People lose 30 percent of their muscle strength between the ages of 50 and 70 years. However, maintaining muscle strength in old age is enormously important in order to maintain mobility and to be able to lead an independent life and manage everyday tasks independently. New research conducted by Frank Mayer and colleagues from Germany’s University of Potsdam conclude that progressive strength training, also called resistance training, counteracts muscular atrophy in old age.
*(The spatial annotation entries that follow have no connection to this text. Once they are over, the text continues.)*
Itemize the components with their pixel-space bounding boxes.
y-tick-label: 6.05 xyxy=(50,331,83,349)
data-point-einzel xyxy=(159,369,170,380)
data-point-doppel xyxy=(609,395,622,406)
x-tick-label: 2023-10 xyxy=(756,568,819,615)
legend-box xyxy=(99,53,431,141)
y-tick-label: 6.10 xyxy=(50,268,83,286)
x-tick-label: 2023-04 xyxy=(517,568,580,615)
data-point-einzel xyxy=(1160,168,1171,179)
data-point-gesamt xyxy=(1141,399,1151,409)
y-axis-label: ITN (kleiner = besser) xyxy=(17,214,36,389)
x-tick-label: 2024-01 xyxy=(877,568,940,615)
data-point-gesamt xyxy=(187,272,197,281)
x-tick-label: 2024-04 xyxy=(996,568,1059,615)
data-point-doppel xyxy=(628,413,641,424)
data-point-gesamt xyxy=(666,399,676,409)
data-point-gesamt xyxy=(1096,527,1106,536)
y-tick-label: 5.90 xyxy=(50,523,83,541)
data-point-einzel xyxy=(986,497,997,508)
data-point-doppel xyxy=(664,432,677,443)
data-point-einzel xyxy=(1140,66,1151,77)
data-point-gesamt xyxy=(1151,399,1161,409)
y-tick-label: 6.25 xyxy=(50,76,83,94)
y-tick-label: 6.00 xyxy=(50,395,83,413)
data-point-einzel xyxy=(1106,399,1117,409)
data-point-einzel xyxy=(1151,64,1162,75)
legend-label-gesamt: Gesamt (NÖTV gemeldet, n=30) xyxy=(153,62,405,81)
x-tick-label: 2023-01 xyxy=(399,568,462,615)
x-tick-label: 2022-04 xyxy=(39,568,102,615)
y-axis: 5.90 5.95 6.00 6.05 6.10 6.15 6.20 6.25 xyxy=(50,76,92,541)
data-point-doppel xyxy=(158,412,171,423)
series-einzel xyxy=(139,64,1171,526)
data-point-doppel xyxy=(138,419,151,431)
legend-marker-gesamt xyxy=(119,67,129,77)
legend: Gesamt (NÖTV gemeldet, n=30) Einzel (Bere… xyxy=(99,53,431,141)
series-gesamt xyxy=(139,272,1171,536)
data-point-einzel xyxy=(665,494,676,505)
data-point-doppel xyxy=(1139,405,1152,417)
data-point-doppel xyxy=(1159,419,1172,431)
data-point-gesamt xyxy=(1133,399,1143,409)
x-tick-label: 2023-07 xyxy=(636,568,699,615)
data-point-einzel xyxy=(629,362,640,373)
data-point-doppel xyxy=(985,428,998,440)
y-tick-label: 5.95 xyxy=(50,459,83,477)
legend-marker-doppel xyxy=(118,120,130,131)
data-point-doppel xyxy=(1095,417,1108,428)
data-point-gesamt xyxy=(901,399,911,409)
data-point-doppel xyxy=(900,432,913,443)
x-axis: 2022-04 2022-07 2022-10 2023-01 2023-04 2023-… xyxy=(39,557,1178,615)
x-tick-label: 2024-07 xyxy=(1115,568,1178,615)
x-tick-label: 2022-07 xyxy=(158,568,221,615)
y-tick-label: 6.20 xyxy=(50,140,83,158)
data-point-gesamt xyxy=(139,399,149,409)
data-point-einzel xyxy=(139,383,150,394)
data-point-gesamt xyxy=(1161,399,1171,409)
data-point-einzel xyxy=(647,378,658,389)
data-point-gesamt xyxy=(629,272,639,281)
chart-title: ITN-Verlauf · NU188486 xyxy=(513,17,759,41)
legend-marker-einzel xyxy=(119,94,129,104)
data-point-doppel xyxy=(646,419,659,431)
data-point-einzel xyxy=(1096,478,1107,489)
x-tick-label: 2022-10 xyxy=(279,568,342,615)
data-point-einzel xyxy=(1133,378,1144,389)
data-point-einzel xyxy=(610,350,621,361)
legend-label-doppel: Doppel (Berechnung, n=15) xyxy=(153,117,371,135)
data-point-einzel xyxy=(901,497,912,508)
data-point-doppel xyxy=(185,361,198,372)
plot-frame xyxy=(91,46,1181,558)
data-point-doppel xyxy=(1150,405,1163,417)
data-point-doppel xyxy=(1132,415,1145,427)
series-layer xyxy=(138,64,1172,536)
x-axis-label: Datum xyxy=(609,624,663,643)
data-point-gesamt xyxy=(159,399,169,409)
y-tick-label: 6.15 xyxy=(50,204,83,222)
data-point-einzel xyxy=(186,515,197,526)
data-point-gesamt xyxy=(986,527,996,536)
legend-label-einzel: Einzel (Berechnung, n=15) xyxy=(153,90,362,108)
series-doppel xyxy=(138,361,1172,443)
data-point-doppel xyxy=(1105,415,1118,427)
The authors investigated the extent of the effects that can be achieved by strength training in older people and which intensities of exercise are useful and possible for those over 60. They found that regular strength training increased muscle strength, reduced muscular atrophy, and that tendons and bones adapt, too. These successes in turn had a preventive effect in terms of avoiding falls and injuries. Greater intensities of training yielded greater effects than moderate and low intensities. In order to increase muscle mass, an intensity of 60 to 85 percent of the one-repetition-maximum is required. In order to increase rapidly available muscle force, higher intensities—over 85 percent—are required. The optimum amount of exercise for healthy elderly persons is 3 to 4 training units per week.

In the coming decades, the importance of maintaining the ability to work and to make a living will increase around the world, as will the need for independence in everyday life and leisure activities. In Germany, where the study was conducted, the retirement age is increasing to 67 years next year. That means that one in three adults of working age will be older than 50 by 2020, and by 2050, the proportion of people older than 60 in Germany's population will rise to an estimated 40 percent. Currently, the percentage of elderly persons who practice strength training there is only about 10 to 15 percent.

If you have no experience with strength training, talk to your doctor about starting a program, either with a beginner’s DVD or a few sessions with a trainer at a local gym.